Doğanın şiddeti karşısında kalan insan; bu şiddetin kendisine yöneldiğini
görünce, bundan kurtulmak için bir 'yakarı' ve 'dua' başlatır. Doğasal şiddetin
bir güç, bir kuvvet, bir Tanrı tarafından yönlendirildiğine inanır ve bu şiddetten
zarar görmemek için yakarılarını şiirsel söylemlerle ifade etmeye başlar. Bu
şiirler de destanlaşarak kahramanların doğmasını sağlar.
İnsandaki korkuyu doğasal şiddet doğurmuştur. Korku ve panik korunmayı gerektirir.
Korunma çabası içindeki ilk insan, kahramanlarını, mitoslarını ve mitolojisini
yaratmıştır. Antik çağ insanında mitoloji böyle başlar. Yunan mitoslarında, Roma
mitoslarında veya diğer mitoslarda hep aynı süreç yaşanmıştır.
Kuzey Kafkas Nart Mitolojilerinde o çağın insanı 'gök gürlemesi' ve 'yıldırım
çarpması' gibi olaylar karşısında kalınca, Yıldırım Tanrısı "Şıble"
yi doğurmuştur. Yıldırımın verdiği zararları önleyebilmek için Yıldırım
Tanrısına bir yakarı, bir dua zorunluluğu şiirsel bir anlatımla kendini gösterir.
Şöyle ki;
"Wua Yela Yela halkımıza vurma
Yela Yela, yaşamımızı koru
Yela Yela armut suyumuzu* serbestçe içir."
İlkçağ insanının düşüncesinde doğruyla yanlış ayrılmamıştır. Dağda,
ormanda dolaşan genç kız, durgun akan suya bakınca Apollon'un yüzüyle
karşılaştığını hayal eder. Bu özlem ve hayal, şu şiirsel dizelerle yansır
mitolojiye:
"Bak nasıl yükseliyor Proteus denizden
Dinle, yaşlı Tiriton borusunu çalıyor..."

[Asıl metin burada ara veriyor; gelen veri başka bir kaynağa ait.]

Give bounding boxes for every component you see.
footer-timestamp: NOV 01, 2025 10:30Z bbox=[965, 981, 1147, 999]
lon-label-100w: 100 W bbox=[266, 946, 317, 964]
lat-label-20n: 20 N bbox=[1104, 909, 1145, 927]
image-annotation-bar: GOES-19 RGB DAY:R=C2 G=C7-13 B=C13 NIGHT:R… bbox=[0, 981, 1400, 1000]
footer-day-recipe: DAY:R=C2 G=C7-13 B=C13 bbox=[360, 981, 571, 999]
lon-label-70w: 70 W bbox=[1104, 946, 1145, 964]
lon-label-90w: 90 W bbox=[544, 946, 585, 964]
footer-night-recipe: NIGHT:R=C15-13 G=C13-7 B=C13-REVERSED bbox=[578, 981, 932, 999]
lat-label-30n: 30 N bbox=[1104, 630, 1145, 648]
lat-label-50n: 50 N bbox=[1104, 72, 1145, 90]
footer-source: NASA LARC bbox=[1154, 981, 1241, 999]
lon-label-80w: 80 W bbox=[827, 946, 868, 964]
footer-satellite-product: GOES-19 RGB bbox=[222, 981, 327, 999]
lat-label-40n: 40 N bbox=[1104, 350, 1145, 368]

Bu şiirsel ifadeyle anlatıldığı gibi, gerçek olmayan anlamlar ilk çağ mitolojisine
ve insan düşüncesine yansıtılmıştır. İnsan kendisine yönelen doğasal şiddet ve
korkuyu yok etmek için çözümler arar. Çözüm üretmekte zorlanınca, bu güçleri
Tanrılaştırır. Tanrılaştırdığı güçleri kızdırırsa, zarara uğrayacağına
inanır. Zarara uğrama tehlikesini ortadan kaldırabilmek için Tanrıların yanında yer
alarak kurbanlar keser, tapınaklar kurar. Kahinler, falcılar, büyücüler ve rahipler
de insanın korkularının içerisinde ve mitoloji kültüründe yer alırlar. Diğer
taraftan, korku ve kötülükleri yok etmek için kahramanlar yaratır; bu defa da
yarattığı kahramanları tanrılaştırır. Tanrılarına kurbanlar adar. Adadığı
kurbanlar o duruma gelir ki, kendi cinsini bile kurban eder. Bütün dünya
kültürlerinde, halk destanlarında ve dinlerinde ortak bir özellik olarak 'kurban
kesme' törenleri görülmektedir.
Kurban kesme seremonisi, Nart Destanları ile Sümerlere ait 'Gılgamış Destanı'nda
ortak özellikler taşır. Kuzey Kafkas Nart Mitolojilerinin kadın kahramanı olan
Seteney Guaşe ile Sümer Tanrıçası Nansuri benzeşmesi şöyledir: Nart kadını
Seteney, oğlu Sosrikua'nın yiğit biri olarak savaşçıların yanında yer almasıyla
bir kurban keser. Kestiği kurbana Nart Tanrılarını davet eder. Bu davete pek çok
Tanrı katılır. Sofradaki yemeğin yetmeyeceğini görünce;
" Sineklerin kurban kanına çökmesi gibi
Soframa saldırıp herşeyi silip süpürdünüz..."der.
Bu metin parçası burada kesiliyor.